Slowly got the parts in from overseas, and took an hour to load the software, and get everything set up ...
and it works 'as advertised' ..

Arduino Uno R3, Deek Robot motor shield, 12V 1A supply, and two pieces of track, the main and a program track and of course the JMRI decoder pro application for Windows

Cost was around twelve dollars, and could actually run a layout up to the shield board limit of 1A [without added heatsink / fan]
My intent is to use this to save all loco decoder CV settings in JMRI once I have them set to where I like them, easier than writing them all down and entering one at a time if I need to reset the decoder to factory for any reason ..


----------



## RT_Coker (Dec 6, 2012)

I have been following DCC++ and am glad to see “open-source” being used in the hobby. For those that have the inclination and initiative, it can provide a significant price/performance advantage. 

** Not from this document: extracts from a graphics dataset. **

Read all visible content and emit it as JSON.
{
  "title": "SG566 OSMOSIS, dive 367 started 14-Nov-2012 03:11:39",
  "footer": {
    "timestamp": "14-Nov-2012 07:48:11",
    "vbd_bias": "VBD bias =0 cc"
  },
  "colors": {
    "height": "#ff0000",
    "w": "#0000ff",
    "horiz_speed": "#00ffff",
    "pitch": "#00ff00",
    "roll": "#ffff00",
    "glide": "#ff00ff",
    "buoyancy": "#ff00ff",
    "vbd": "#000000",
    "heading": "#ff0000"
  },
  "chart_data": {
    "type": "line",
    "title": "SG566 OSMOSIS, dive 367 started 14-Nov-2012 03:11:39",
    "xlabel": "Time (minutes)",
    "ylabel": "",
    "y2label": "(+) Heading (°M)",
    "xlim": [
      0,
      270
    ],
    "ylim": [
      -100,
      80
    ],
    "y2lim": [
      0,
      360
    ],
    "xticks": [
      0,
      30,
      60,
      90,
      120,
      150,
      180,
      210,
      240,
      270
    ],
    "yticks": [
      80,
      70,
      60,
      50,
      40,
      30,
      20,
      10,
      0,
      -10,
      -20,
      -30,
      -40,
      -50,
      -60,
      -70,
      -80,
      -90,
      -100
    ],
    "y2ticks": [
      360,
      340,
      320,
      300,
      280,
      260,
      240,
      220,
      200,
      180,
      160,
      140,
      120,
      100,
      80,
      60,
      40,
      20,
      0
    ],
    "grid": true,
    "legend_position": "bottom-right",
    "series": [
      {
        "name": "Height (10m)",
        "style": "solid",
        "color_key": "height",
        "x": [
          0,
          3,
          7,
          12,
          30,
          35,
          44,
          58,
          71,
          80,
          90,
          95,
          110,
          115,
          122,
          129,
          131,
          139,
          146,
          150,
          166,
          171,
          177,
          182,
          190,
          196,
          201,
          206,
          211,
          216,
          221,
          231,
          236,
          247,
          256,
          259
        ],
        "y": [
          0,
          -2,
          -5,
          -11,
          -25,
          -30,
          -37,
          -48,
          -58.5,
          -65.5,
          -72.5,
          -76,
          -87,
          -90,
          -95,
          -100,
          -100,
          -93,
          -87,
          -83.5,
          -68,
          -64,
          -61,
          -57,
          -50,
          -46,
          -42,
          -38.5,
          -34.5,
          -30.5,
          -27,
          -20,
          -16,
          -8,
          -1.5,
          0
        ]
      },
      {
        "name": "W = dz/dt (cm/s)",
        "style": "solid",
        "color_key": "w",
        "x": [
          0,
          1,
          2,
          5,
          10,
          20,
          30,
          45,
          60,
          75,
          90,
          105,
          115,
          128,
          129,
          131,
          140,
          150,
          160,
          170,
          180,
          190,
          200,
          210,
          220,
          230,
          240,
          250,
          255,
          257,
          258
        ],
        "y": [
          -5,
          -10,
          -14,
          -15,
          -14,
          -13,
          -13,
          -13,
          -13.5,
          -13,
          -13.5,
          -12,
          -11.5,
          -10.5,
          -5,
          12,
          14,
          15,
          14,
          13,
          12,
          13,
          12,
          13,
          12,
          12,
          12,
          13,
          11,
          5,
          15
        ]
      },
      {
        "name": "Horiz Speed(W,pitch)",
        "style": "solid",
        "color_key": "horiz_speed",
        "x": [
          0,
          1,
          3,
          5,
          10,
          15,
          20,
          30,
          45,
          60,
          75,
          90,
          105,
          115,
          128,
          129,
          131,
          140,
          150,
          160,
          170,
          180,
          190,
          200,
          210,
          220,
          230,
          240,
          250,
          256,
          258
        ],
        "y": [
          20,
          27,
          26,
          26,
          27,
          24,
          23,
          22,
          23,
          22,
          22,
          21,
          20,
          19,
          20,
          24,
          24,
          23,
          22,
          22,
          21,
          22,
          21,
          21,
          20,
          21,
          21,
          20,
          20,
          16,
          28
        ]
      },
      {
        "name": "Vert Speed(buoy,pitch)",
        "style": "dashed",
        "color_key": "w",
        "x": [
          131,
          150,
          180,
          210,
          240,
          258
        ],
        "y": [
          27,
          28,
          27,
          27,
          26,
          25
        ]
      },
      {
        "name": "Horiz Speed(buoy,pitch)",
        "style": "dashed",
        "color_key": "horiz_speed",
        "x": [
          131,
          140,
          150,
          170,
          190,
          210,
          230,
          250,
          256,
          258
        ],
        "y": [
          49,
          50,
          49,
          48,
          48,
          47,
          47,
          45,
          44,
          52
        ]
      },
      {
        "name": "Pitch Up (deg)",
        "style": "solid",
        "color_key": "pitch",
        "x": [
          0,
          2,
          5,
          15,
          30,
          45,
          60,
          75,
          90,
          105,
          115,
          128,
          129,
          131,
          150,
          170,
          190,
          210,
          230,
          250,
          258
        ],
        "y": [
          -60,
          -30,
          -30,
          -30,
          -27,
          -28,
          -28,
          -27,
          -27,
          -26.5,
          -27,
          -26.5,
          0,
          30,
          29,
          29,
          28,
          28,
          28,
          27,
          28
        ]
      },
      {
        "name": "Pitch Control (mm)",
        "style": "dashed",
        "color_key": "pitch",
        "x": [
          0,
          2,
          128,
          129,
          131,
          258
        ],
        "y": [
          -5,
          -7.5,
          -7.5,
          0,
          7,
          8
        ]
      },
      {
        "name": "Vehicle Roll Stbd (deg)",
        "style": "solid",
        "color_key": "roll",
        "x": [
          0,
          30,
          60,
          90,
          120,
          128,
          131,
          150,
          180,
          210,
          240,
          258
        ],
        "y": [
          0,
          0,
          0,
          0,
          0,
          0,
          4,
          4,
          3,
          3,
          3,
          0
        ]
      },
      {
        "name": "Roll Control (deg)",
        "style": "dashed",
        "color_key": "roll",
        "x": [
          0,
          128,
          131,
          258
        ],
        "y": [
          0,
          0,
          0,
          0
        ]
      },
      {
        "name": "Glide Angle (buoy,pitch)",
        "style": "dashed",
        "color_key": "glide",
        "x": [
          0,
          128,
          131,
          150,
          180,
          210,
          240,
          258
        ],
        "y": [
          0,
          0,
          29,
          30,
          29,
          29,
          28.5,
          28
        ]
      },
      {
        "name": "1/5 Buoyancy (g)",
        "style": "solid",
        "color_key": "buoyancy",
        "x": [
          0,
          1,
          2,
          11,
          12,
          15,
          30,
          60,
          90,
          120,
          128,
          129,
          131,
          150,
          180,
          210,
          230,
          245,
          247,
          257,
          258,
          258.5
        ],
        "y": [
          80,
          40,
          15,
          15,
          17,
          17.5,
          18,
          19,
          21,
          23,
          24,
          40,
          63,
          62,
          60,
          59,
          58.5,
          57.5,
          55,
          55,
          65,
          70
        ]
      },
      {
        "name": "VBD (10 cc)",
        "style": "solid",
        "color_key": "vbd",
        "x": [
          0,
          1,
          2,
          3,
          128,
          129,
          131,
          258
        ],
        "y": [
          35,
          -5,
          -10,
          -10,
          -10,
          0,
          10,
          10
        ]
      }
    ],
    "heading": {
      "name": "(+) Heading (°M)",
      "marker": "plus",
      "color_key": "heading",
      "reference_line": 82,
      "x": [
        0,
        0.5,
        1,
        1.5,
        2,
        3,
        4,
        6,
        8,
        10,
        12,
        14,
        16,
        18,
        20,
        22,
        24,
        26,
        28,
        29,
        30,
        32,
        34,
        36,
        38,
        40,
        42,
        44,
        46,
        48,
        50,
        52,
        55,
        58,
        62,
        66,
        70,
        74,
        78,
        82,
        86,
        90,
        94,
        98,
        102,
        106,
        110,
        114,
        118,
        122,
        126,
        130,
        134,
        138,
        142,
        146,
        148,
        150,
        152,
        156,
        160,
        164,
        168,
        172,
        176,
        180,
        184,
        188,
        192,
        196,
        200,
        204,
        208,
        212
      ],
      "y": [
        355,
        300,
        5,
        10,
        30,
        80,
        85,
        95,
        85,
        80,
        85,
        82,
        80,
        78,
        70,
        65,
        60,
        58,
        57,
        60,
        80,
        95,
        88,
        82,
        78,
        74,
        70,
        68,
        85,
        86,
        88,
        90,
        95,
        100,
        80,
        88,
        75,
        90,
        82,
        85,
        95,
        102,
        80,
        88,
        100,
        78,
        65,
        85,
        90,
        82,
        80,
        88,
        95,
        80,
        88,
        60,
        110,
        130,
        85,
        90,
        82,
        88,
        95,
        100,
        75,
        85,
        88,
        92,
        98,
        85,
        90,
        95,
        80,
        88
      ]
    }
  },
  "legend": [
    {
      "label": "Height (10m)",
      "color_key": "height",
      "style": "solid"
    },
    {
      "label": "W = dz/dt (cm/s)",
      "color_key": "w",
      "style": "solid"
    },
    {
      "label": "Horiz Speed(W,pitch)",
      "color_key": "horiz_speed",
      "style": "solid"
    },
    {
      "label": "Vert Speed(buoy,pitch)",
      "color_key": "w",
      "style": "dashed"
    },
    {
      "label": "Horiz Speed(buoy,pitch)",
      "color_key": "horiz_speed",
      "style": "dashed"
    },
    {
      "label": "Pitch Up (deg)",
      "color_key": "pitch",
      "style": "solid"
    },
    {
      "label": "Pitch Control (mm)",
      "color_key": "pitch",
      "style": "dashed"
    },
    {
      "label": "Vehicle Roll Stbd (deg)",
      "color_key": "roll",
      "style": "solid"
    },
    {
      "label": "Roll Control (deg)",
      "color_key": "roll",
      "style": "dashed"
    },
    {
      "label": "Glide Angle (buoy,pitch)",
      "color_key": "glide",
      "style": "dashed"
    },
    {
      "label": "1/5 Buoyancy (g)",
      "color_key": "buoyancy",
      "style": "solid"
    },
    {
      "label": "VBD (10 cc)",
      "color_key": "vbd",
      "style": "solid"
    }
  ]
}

I was disappointed that the company doing the Bluetooth-decoder hardware for Direct-Bluetooth-Train-Control was unable or unwilling to provide hardware with working motor control. But nothing ventured, nothing gained, so I have no major regrets. From what I have seen of the commercial sales of DBTC for HO, it appears that most HO hobbyist have little to no interest in this area.

Most of my grandkids are involved in robotics now and not interested in the train hobby, so I am in the process of joining them for the time being.
Bob


----------



## sachsr1 (Mar 3, 2016)

I finished my DCC++ base station a few weeks ago, and I've run it on a small section of track. I plan on setting up a test oval in the garage this week and do a full test (turnouts, automation). I also want to try some of the homemade throttles and try some signals.


----------



## sachsr1 (Mar 3, 2016)

WVGCA,

Is your motor shield rated at 1A or 2A? I'm wondering because mine says it's 2A, but I haven't really tested it. I know that the actual working output is usually not anywhere near the listed limit.


----------



## wvgca (Jan 21, 2013)

sachsr1 said:


> WVGCA,
> 
> Is your motor shield rated at 1A or 2A? I'm wondering because mine says it's 2A, but I haven't really tested it. I know that the actual working output is usually not anywhere near the listed limit.


Mine is supposed to be rated up to 2A with external supply, which I do have, but external DC supply is rated 12V 1.5A ..and I don't have the extra heatsink either, they were just under five dollars, it's the deek robot R3 

it works well enough for what I use it for ..


----------